同氏は,大正11年1月8日島根県松江市に生まれ,昭和18年9月東京帝国大学医学部薬学科を卒業後,東京帝国大学大学院特別研究生,東京大学医学部薬学科研究生として研究に従事し,同26年4月千葉大学薬学部講師に就任されました。その後,昭和30年8月北海道大学医学部薬学科助教授,同31年4月同教授に昇任し薬品分析化学講座を担当,この間,同37年9月から1年間は英国に出張し,チェスター・ビティー研究所において在外研究に従事されました。昭和40年4月北海道大学薬学部創設に伴い同学部教授に就任,同60年3月停年により退職され,同年4月北海道大学名誉教授の称号を授与されました。退職後は,島根県立島根女子短期大学長を務められ,地域高等教育の振興に尽力されました。

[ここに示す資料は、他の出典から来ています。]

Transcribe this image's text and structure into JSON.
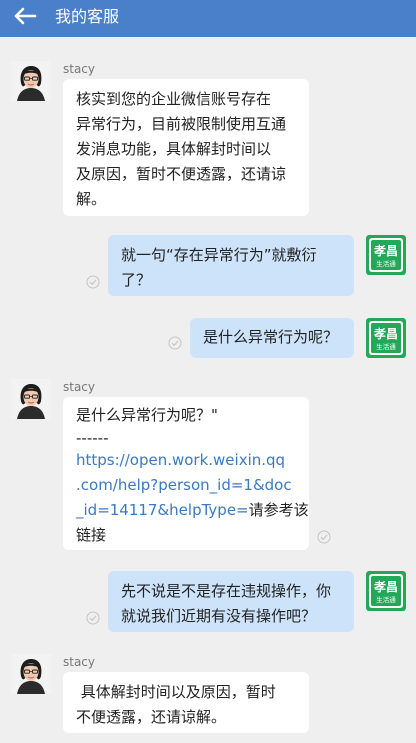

北海道大学在職中は,医学部薬学科の創設及び薬学部の創設に多大な貢献をするとともに,学部学生及び大学院学生の教育と研究指導に情熱を注ぎ多くの研究者等を養成し,大学等研究機関をはじめ各界に優秀な人材を送り出しました。この間,医学部附属病院薬剤部長を併任,医学部薬学科及び薬学部では評議員,学生部委員,薬学部長として大学運営の枢機に参画するとともに学部運営にも尽力されました。
同氏は研究面において,生体成分の分析化学,特に,ステロイドの化学分析における反応機構研究では,アニオン性シグマ錯体の分離やステロイドカルボカチオンの証明を行い,鈴蘭成分研究では,サポニン構造解析の方法論確立に先導的役割を果し,これらの研究成果に対し,昭和48年に日本分析化学会学会賞を受賞されました。
学会活動においては,日本薬学会北海道支部長,同理事,同評議員などを歴任,また,日本分析化学会においては,同北海道支部長,同常議員,同副会長を務められ,学会の運営に寄与されました。また,同人は臨床化学の振興にも熱意を傾け,臨床分析化学談話会北海道支部を設立し,同会の支部長を長年務め,同会の全国組織として発展した日本臨床化学会の専門誌「臨床化学」の編集委員を務められました。さらに,薬剤師国家試験薬剤師試験委員及び札幌市公害対策審議会委員を歴任するなど,薬事行政や地域の保健衛生行政にも貢献されました。
以上のように同氏は,我国におけるステロイド化学分析の領域で数多くの業績を挙げ,学部,大学院において数多くの人材を養成し,我が国の学術の進歩と産業の発展に貢献されました。
ここに謹んで先生のご冥福を心よりお祈り申し上げます。